January 22nd is a difficult day on which to post on a blog about life and love. This year, in particular, it is the 40th anniversary of the legalization of abortion in the United States of America. There are more than 50 million babies who have been killed in that time. More than 50 million lives destroyed.
Today I've been thinking of several past experiences.
- Of sidewalk counseling outside of Pittsburgh abortion clinics -- sensitive young girls wearing sweatpants, holding a plastic bag, smoking a cigarette, asking to be left alone. Some would stop and listen. Maybe a boyfriend or a mother would stop and listen. Some would yell. Some would curse. Some would go inside. Some would stay in their cars and never come back. Some would leave the clinic and we would ask, "What can we do to help?"
- Of a 1,300 mile pro-life walk many summers ago, from Maine to DC -- sharing the good news of the culture of life, speaking with women who regretted their past abortions, seeing the joy of a 16-year-old pregnant woman who had been in some ways "adopted" by the pro-life community in her city, watching an ambulance take away a woman from inside of an abortion clinic, meeting people who had never seriously considered what abortion means for all involved.
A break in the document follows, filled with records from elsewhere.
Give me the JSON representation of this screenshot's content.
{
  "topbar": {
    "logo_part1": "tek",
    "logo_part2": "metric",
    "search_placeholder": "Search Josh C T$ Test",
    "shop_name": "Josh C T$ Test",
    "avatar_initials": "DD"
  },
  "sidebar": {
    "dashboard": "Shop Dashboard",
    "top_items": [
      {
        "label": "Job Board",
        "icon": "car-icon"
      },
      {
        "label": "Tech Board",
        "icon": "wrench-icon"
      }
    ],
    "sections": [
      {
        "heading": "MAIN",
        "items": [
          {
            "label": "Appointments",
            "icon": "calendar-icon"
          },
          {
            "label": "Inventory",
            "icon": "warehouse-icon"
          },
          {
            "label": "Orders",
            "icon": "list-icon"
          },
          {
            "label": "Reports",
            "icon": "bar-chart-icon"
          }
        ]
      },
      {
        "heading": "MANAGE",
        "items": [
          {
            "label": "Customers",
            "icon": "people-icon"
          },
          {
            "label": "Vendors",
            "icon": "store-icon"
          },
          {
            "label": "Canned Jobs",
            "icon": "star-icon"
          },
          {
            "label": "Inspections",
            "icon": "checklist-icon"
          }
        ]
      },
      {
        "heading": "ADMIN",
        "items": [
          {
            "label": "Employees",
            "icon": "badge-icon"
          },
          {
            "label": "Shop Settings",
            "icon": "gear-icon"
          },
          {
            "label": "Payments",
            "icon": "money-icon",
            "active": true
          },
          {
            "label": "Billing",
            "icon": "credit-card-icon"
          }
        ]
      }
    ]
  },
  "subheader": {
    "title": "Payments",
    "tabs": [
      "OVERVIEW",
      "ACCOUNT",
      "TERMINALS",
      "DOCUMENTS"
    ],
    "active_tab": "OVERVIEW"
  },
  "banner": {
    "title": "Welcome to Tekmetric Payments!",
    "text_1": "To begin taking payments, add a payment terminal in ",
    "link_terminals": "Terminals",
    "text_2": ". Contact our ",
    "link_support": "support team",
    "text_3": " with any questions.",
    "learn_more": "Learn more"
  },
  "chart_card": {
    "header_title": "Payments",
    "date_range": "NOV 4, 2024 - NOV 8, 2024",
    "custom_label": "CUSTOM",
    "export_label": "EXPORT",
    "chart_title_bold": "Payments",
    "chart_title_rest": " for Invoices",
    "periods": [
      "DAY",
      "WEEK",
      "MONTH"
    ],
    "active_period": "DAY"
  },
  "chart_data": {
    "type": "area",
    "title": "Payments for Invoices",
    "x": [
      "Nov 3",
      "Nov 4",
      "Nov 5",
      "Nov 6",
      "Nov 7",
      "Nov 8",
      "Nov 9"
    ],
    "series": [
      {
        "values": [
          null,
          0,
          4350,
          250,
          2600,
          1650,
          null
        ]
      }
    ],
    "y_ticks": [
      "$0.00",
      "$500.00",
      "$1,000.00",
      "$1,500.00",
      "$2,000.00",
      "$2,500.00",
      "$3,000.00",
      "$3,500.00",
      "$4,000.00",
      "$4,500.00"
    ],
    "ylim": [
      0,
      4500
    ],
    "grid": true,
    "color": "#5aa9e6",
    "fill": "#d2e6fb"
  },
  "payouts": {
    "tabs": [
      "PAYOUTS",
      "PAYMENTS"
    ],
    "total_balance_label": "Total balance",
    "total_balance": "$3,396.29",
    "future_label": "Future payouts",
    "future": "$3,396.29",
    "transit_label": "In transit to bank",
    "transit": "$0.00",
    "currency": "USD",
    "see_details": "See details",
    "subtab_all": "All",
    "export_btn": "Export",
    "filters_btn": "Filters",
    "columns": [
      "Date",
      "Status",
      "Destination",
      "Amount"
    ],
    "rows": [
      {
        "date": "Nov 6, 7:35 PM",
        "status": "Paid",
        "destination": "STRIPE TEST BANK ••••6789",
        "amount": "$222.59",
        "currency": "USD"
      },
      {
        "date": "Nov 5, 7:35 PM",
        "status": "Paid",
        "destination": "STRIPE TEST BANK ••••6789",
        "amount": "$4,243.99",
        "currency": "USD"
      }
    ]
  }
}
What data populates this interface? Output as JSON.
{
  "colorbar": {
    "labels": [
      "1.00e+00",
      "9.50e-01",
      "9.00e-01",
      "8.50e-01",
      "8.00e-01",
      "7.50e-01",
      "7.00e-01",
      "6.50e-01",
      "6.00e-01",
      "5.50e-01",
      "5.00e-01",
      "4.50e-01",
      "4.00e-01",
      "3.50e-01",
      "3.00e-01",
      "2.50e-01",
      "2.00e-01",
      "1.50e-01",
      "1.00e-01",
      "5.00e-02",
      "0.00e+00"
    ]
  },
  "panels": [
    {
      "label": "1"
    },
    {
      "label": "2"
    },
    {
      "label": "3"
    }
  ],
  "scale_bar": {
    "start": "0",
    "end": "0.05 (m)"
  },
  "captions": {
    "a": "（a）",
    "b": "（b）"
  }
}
- Of working at a pregnancy resource center -- answering phone calls from hurting women, running pregnancy tests, watching miraculous ultrasounds, speaking with women who in the news of their pregnancy needed to know that they are not alone.
- Of all of the stories I've heard, the articles I've read, the videos I've watched. Of all of the lives that have been changed by the devastation of abortion. Of all the lives that have been beautifully transformed by a choice for life even in difficult moments.
Today, I've read the sorrowful account of Katrina Fernandez who mourns her abortion and speaks of the power of prayer.
I read Simcha Fisher's excellent piece on why graphic pictures should not be part of the March for Life.
I've come across a British article about the four abortionists in the United States who perform third trimester abortions. You'd think that in "risking their lives" for this, that they're doing something noble.
But then I came across a new documentary, 3801 Lancaster, that reveals the graphic horrors of Kermit Gosnell's Philadelphia clinic -- third trimester abortions and the absolute lack of nobility involved.
Interestingly, amidst all of this, I also came across, "The Beautiful and Efficient Anatomy of Pregnancy" (on Huffington Post, of all places!).
There's a lot to think about today, to pray about. It's a day to consider how abortion has changed our world, changed our friends and family, changed us. It's a day to make a renewed commitment to place our service at the flourishing of a culture of life.
And if you're looking for a place to start, maybe it's time to consider a drive to DC for this Friday's March for Life.